🤖 AI Summary
This work addresses the limitations of single-policy approaches in humanoid robot loco-manipulation tasks, which often result in unnatural motions, poor stability, and weak compositional generalization. To overcome these challenges, the authors propose a hierarchical world model framework that trains multiple expert policies—each infused with human motion priors—via imitation-constrained reinforcement learning. A vision-language model (VLM)-driven routing mechanism enables semantic-guided dynamic composition of these experts. This approach achieves, for the first time, semantic-aware adaptive policy scheduling, significantly enhancing motion naturalness, stability, and cross-task compositional generalization while effectively mitigating gradient interference and motion-mode conflicts among diverse skills.
📝 Abstract
Learning natural, stable, and compositionally generalizable whole-body control policies for humanoid robots performing simultaneous locomotion and manipulation (loco-manipulation) remains a fundamental challenge in robotics.

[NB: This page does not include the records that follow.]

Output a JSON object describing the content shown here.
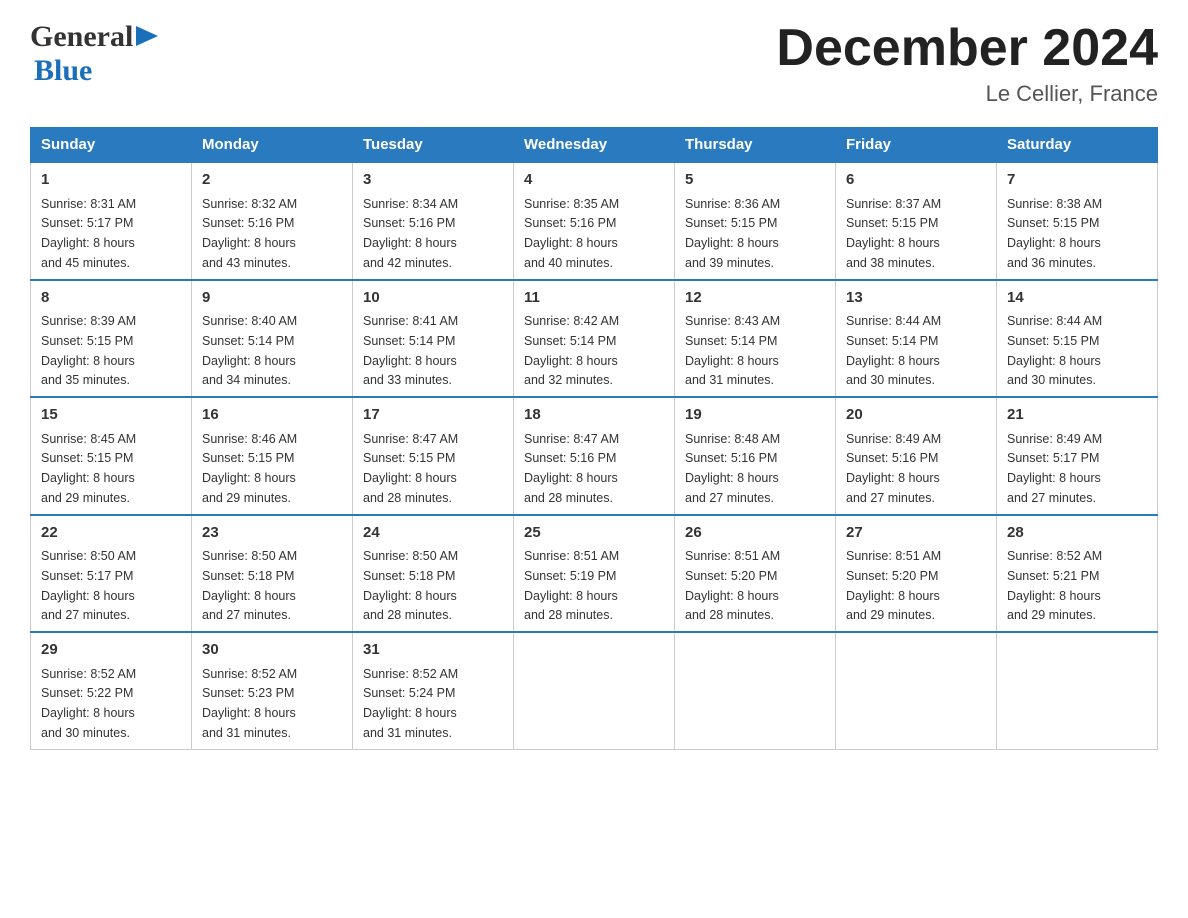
{
  "header": {
    "title": "December 2024",
    "subtitle": "Le Cellier, France"
  },
  "logo": {
    "line1": "General",
    "line2": "Blue"
  },
  "days_of_week": [
    "Sunday",
    "Monday",
    "Tuesday",
    "Wednesday",
    "Thursday",
    "Friday",
    "Saturday"
  ],
  "weeks": [
    [
      {
        "day": "1",
        "sunrise": "8:31 AM",
        "sunset": "5:17 PM",
        "daylight": "8 hours and 45 minutes."
      },
      {
        "day": "2",
        "sunrise": "8:32 AM",
        "sunset": "5:16 PM",
        "daylight": "8 hours and 43 minutes."
      },
      {
        "day": "3",
        "sunrise": "8:34 AM",
        "sunset": "5:16 PM",
        "daylight": "8 hours and 42 minutes."
      },
      {
        "day": "4",
        "sunrise": "8:35 AM",
        "sunset": "5:16 PM",
        "daylight": "8 hours and 40 minutes."
      },
      {
        "day": "5",
        "sunrise": "8:36 AM",
        "sunset": "5:15 PM",
        "daylight": "8 hours and 39 minutes."
      },
      {
        "day": "6",
        "sunrise": "8:37 AM",
        "sunset": "5:15 PM",
        "daylight": "8 hours and 38 minutes."
      },
      {
        "day": "7",
        "sunrise": "8:38 AM",
        "sunset": "5:15 PM",
        "daylight": "8 hours and 36 minutes."
      }
    ],
    [
      {
        "day": "8",
        "sunrise": "8:39 AM",
        "sunset": "5:15 PM",
        "daylight": "8 hours and 35 minutes."
      },
      {
        "day": "9",
        "sunrise": "8:40 AM",
        "sunset": "5:14 PM",
        "daylight": "8 hours and 34 minutes."
      },
      {
        "day": "10",
        "sunrise": "8:41 AM",
        "sunset": "5:14 PM",
        "daylight": "8 hours and 33 minutes."
      },
      {
        "day": "11",
        "sunrise": "8:42 AM",
        "sunset": "5:14 PM",
        "daylight": "8 hours and 32 minutes."
      },
      {
        "day": "12",
        "sunrise": "8:43 AM",
        "sunset": "5:14 PM",
        "daylight": "8 hours and 31 minutes."
      },
      {
        "day": "13",
        "sunrise": "8:44 AM",
        "sunset": "5:14 PM",
        "daylight": "8 hours and 30 minutes."
      },
      {
        "day": "14",
        "sunrise": "8:44 AM",
        "sunset": "5:15 PM",
        "daylight": "8 hours and 30 minutes."
      }
    ],
    [
      {
        "day": "15",
        "sunrise": "8:45 AM",
        "sunset": "5:15 PM",
        "daylight": "8 hours and 29 minutes."
      },
      {
        "day": "16",
        "sunrise": "8:46 AM",
        "sunset": "5:15 PM",
        "daylight": "8 hours and 29 minutes."
      },
      {
        "day": "17",
        "sunrise": "8:47 AM",
        "sunset": "5:15 PM",
        "daylight": "8 hours and 28 minutes."
      },
      {
        "day": "18",
        "sunrise": "8:47 AM",
        "sunset": "5:16 PM",
        "daylight": "8 hours and 28 minutes."
      },
      {
        "day": "19",
        "sunrise": "8:48 AM",
        "sunset": "5:16 PM",
        "daylight": "8 hours and 27 minutes."
      },
      {
        "day": "20",
        "sunrise": "8:49 AM",
        "sunset": "5:16 PM",
        "daylight": "8 hours and 27 minutes."
      },
      {
        "day": "21",
        "sunrise": "8:49 AM",
        "sunset": "5:17 PM",
        "daylight": "8 hours and 27 minutes."
      }
    ],
    [
      {
        "day": "22",
        "sunrise": "8:50 AM",
        "sunset": "5:17 PM",
        "daylight": "8 hours and 27 minutes."
      },
      {
        "day": "23",
        "sunrise": "8:50 AM",
        "sunset": "5:18 PM",
        "daylight": "8 hours and 27 minutes."
      },
      {
        "day": "24",
        "sunrise": "8:50 AM",
        "sunset": "5:18 PM",
        "daylight": "8 hours and 28 minutes."
      },
      {
        "day": "25",
        "sunrise": "8:51 AM",
        "sunset": "5:19 PM",
        "daylight": "8 hours and 28 minutes."
      },
      {
        "day": "26",
        "sunrise": "8:51 AM",
        "sunset": "5:20 PM",
        "daylight": "8 hours and 28 minutes."
      },
      {
        "day": "27",
        "sunrise": "8:51 AM",
        "sunset": "5:20 PM",
        "daylight": "8 hours and 29 minutes."
      },
      {
        "day": "28",
        "sunrise": "8:52 AM",
        "sunset": "5:21 PM",
        "daylight": "8 hours and 29 minutes."
      }
    ],
    [
      {
        "day": "29",
        "sunrise": "8:52 AM",
        "sunset": "5:22 PM",
        "daylight": "8 hours and 30 minutes."
      },
      {
        "day": "30",
        "sunrise": "8:52 AM",
        "sunset": "5:23 PM",
        "daylight": "8 hours and 31 minutes."
      },
      {
        "day": "31",
        "sunrise": "8:52 AM",
        "sunset": "5:24 PM",
        "daylight": "8 hours and 31 minutes."
      },
      null,
      null,
      null,
      null
    ]
  ],
  "labels": {
    "sunrise": "Sunrise:",
    "sunset": "Sunset:",
    "daylight": "Daylight:"
  }
}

Existing reinforcement learning approaches typically rely on a single monolithic policy to acquire multiple skills, which often leads to cross-skill gradient interference and motion pattern conflicts in high-degree-of-freedom systems. As a result, generated behaviors frequently exhibit unnatural movements, limited stability, and poor generalization to complex task compositions. To address these limitations, we propose MetaWorld-X, a hierarchical world model framework for humanoid control. Guided by a divide-and-conquer principle, our method decomposes complex control problems into a set of specialized expert policies (Specialized Expert Policies, SEP). Each expert is trained under human motion priors through imitation-constrained reinforcement learning, introducing biomechanically consistent inductive biases that ensure natural and physically plausible motion generation. Building upon this foundation, we further develop an Intelligent Routing Mechanism (IRM) supervised by a Vision-Language Model (VLM), enabling semantic-driven expert composition. The VLM-guided router dynamically integrates expert policies according to high-level task semantics, facilitating compositional generalization and adaptive execution in multi-stage loco-manipulation tasks.